1. The problem statement, all variables and given/known data
There are 6 stale donuts in a set of 24. What is the probability of:
a) there being no stale donuts in a sample of 10?
b) there being 3 stale donuts in a sample of 10?
c) What is the chance of a stale doughnut being found?

2. Relevant equations
$N \, permutations = N!$

3. The attempt at a solution
Let $X$ denote the number of stale donuts in a set of 10.
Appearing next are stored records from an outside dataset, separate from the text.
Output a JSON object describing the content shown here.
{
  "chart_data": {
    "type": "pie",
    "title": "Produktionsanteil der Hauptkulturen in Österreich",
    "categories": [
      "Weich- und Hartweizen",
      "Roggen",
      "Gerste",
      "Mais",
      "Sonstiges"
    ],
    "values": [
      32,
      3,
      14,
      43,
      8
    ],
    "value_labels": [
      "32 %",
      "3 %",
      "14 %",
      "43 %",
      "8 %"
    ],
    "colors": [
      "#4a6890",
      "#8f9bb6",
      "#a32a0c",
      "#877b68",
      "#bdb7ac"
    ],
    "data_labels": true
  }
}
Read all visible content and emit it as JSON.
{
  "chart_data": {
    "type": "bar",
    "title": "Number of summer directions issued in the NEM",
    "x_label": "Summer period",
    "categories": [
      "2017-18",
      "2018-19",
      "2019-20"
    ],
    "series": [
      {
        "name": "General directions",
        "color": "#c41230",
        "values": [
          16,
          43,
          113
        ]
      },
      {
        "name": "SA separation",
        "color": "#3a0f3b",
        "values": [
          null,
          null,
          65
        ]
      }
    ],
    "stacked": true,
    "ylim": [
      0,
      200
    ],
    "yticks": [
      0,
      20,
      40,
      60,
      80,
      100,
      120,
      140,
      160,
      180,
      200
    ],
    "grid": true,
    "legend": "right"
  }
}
a) I used the idea of permutations like so:
$$P(X = 0) = \frac{\frac{18!}{8!}}{\frac{24!}{15!}} \approx 0.335$$
This was incorrect, according to the testing software

b) Here I followed the same idea:
$$P(X=3) = \frac{\frac{18!}{11!} \times \frac{6!}{3!}}{\frac{24!}{15!}} \approx 0.041$$

c) This is just the complement of part $a$:

$$P(X \, is \, at \, least \, 1) = 1 - 0.061 = 0.665$$

Parts $a$ and $b$ (and $c$ as a consequence of $a$ being wrong) are apparently wrong and I'm not sure whats wrong with my reasoning.

Last edited: Sep 2, 2016
2. Sep 2, 2016

TheSodesa

I was completely wrong. I was supposed to use combinations instead:

a) $$P(X = 0) = \frac{18 \choose 10}{24 \choose 10} =39/1748 \approx 0.22$$

b) $$P(X = 3) = \frac{{18 \choose 7} \times {6 \choose 3}}{{24 \choose 10}} =1560/4807 \approx 0.325$$

c) $$P(X \text{ is at least } 1) = 1 - P(X = 0) = 1709/1748 \approx 0.987$$

3. Sep 2, 2016

Buzz Bloom

Hi TheSodesa:

You might find it to be of some interest that the general case of the problems you show involve the hypergeometric distribution:

Regards,
Buzz

4. Sep 2, 2016

Ray Vickson

These are all correct, now. As Buzz Bloom has stated, you are using the so-called hypergeometric distribution.